I'm watching the first MIT OCW 18.01 lecture. In this lecture, the lecturer gives a treatment of finding the derivative for $f(x) = \frac{1}{x}$. He presents this interstitial step $$\frac{\Delta f}{\Delta x} = \frac{\frac{1}{x_0+\Delta x} - \frac{1}{x_0}}{\Delta x}$$ and simplifies it to $$\frac{\Delta f}{\Delta x} = \frac{1}{\Delta x}\left(\frac{x_0 - \left(x_0 + \Delta x\right)}{\left(x_0 + \Delta x\right)x_0}\right)$$.

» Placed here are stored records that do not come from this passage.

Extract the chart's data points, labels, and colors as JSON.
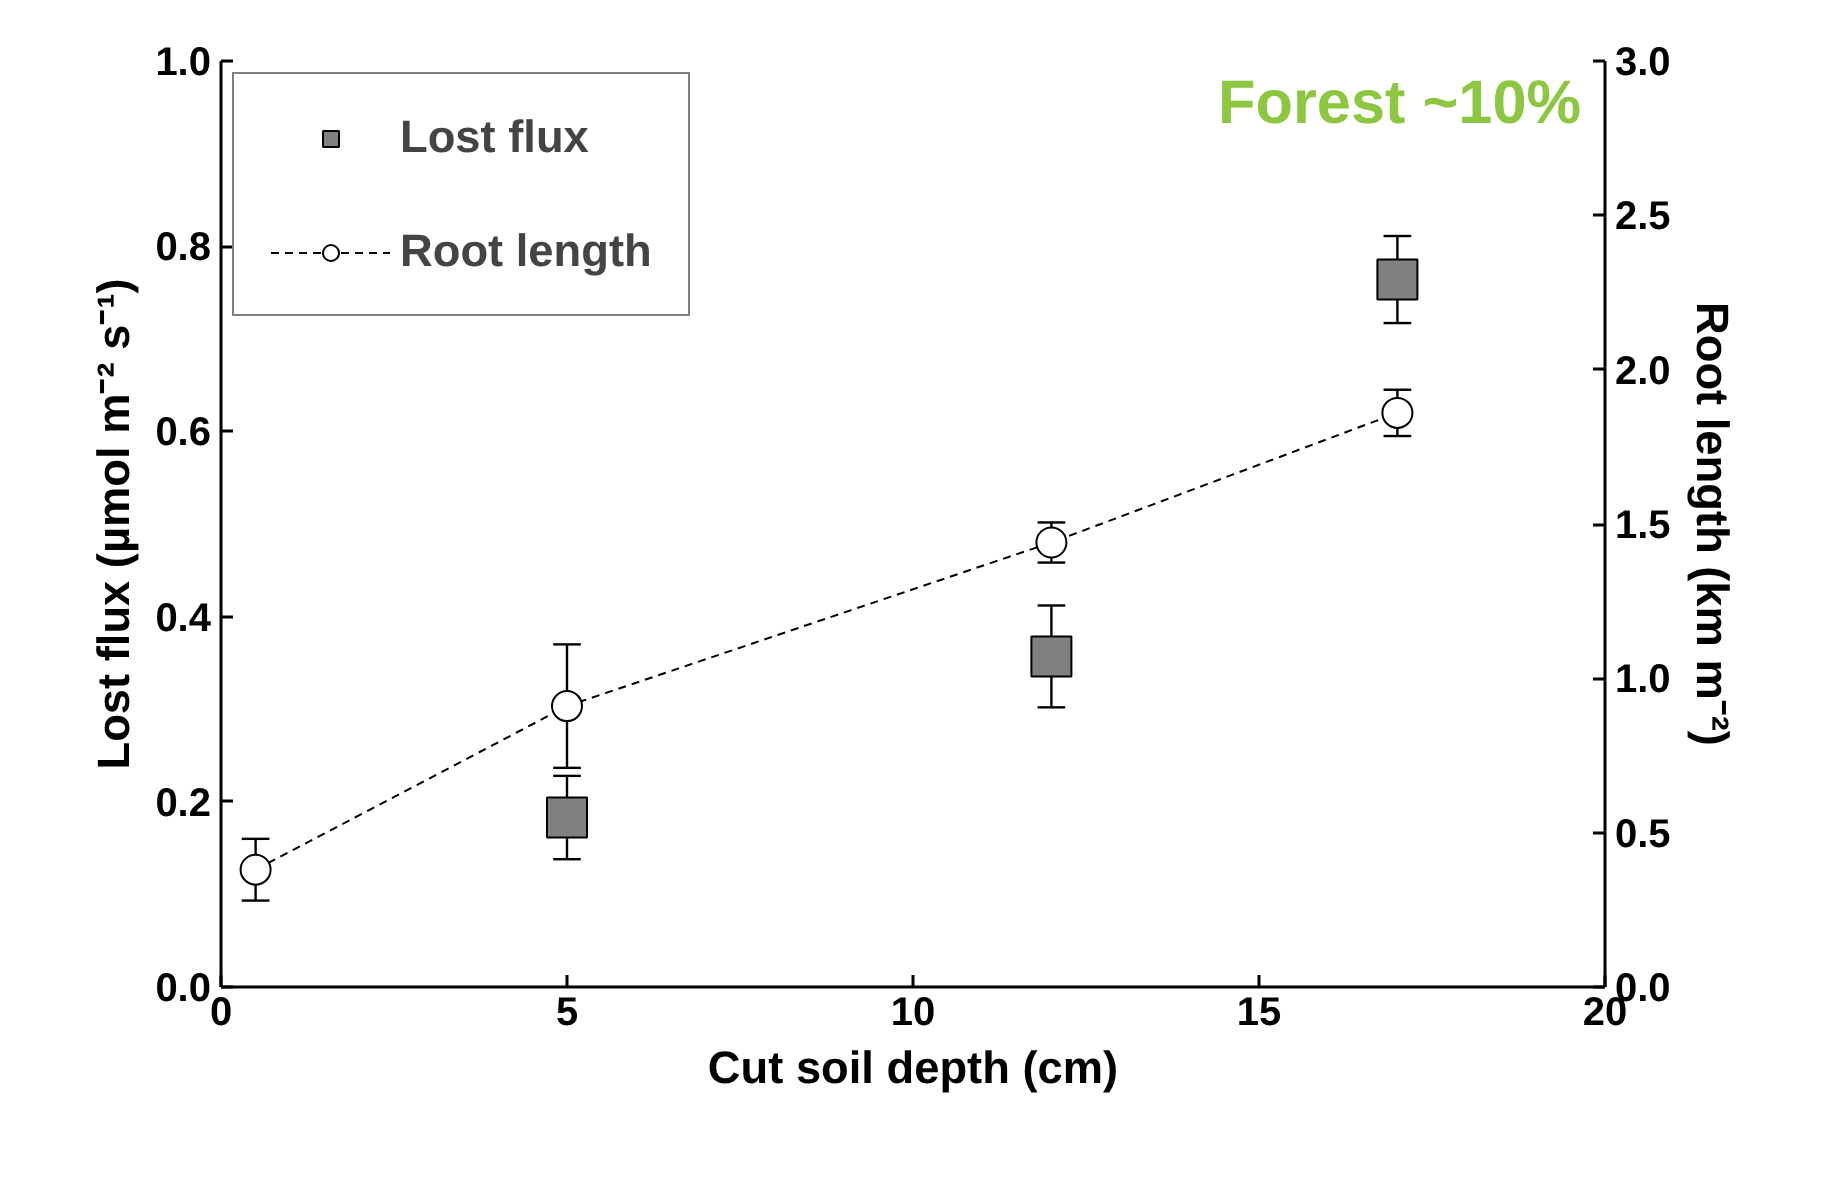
{
  "chart_data": {
    "type": "scatter",
    "xlabel": "Cut soil depth (cm)",
    "ylabel": "Lost flux (µmol m⁻² s⁻¹)",
    "y2label": "Root length (km m⁻²)",
    "xlim": [
      0,
      20
    ],
    "xticks": [
      0,
      5,
      10,
      15,
      20
    ],
    "ylim": [
      0,
      1.0
    ],
    "yticks": [
      {
        "value": 0,
        "label": "0.0"
      },
      {
        "value": 0.2,
        "label": "0.2"
      },
      {
        "value": 0.4,
        "label": "0.4"
      },
      {
        "value": 0.6,
        "label": "0.6"
      },
      {
        "value": 0.8,
        "label": "0.8"
      },
      {
        "value": 1.0,
        "label": "1.0"
      }
    ],
    "y2lim": [
      0,
      3.0
    ],
    "y2ticks": [
      {
        "value": 0,
        "label": "0.0"
      },
      {
        "value": 0.5,
        "label": "0.5"
      },
      {
        "value": 1.0,
        "label": "1.0"
      },
      {
        "value": 1.5,
        "label": "1.5"
      },
      {
        "value": 2.0,
        "label": "2.0"
      },
      {
        "value": 2.5,
        "label": "2.5"
      },
      {
        "value": 3.0,
        "label": "3.0"
      }
    ],
    "series": [
      {
        "name": "Lost flux",
        "marker": "square",
        "color": "#808080",
        "x": [
          5,
          12,
          17
        ],
        "values": [
          0.183,
          0.357,
          0.764
        ],
        "errors": [
          0.045,
          0.055,
          0.047
        ]
      },
      {
        "name": "Root length",
        "type": "line",
        "marker": "circle",
        "line_style": "dashed",
        "axis": "y2",
        "color": "#000000",
        "x": [
          0.5,
          5,
          12,
          17
        ],
        "values": [
          0.38,
          0.91,
          1.44,
          1.86
        ],
        "errors": [
          0.1,
          0.2,
          0.065,
          0.075
        ]
      }
    ],
    "annotations": [
      "Forest ~10%"
    ],
    "legend": "top left",
    "grid": false
  }
}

He explains the simplification as factoring out the $\frac{1}{\Delta x}$ from the denominator and then multiplying the resulting denominators $x_0 + \Delta x$ and $x_0$ to obtain the denominator $\frac{x_0 - \left(x_0 + \Delta x\right)}{\left(x_0 + \Delta x\right)x_0}$ and then "figuring out what the numerator had to be". It's not clear to me how the numerator in this case would be anything other than $-1$; indeed, after some simplification, he ends up with $\frac{\Delta f}{\Delta x} = \frac{-1}{x^2}$.

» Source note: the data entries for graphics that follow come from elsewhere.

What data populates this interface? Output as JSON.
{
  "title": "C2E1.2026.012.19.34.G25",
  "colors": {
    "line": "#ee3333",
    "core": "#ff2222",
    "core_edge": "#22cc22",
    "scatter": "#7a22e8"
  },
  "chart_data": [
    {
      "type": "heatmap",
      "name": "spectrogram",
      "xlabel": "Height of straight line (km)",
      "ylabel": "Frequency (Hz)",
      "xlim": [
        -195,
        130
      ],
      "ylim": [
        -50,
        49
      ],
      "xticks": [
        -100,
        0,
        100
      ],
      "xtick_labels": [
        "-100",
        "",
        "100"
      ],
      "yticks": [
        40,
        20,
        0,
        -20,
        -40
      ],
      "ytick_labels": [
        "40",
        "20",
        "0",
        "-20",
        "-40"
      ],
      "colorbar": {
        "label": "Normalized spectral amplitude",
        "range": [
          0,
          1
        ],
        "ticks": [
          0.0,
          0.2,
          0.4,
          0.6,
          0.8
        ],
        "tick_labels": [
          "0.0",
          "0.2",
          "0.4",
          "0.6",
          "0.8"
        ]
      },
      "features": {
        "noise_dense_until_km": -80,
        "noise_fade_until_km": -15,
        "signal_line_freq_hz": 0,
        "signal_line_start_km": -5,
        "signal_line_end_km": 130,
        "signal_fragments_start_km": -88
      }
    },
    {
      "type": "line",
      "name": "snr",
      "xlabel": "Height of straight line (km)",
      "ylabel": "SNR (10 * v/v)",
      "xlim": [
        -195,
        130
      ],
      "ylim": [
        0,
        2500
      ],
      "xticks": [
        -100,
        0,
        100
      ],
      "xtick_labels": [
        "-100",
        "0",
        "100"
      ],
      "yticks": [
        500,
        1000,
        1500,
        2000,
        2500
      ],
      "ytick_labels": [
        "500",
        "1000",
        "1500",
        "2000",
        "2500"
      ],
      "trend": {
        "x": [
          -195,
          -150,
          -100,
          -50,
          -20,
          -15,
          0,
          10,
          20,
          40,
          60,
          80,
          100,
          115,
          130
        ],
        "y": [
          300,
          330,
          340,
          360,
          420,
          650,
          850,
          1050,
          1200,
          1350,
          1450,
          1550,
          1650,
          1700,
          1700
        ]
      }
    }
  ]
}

What are the steps involved in simplifying the numerator in this expression, and what am I missing here? To try to be more clear, I understand that ultimately the numerator cancels to be $-1$. I understand the power rule and how to use it to short-circuit round the step by step procedure. What I am not clear on is how, in the intermediate step, the numerator is an expression involving $x_0$ and $\Delta x$. How did this come up? Where does it come from?
I am not completely clear on what you are asking, but the numerator $x_0-(x_0+\Delta x)$ comes from this: $$\frac{1}{x_0+\Delta x} - \frac{1}{x_0}=\frac{x_0}{x_0(x_0+\Delta x)}-\frac{x_0+\Delta x}{x_0(x_0+\Delta x)}=\frac{x_0-(x_0+\Delta x)}{x_0(x_0+\Delta x)}$$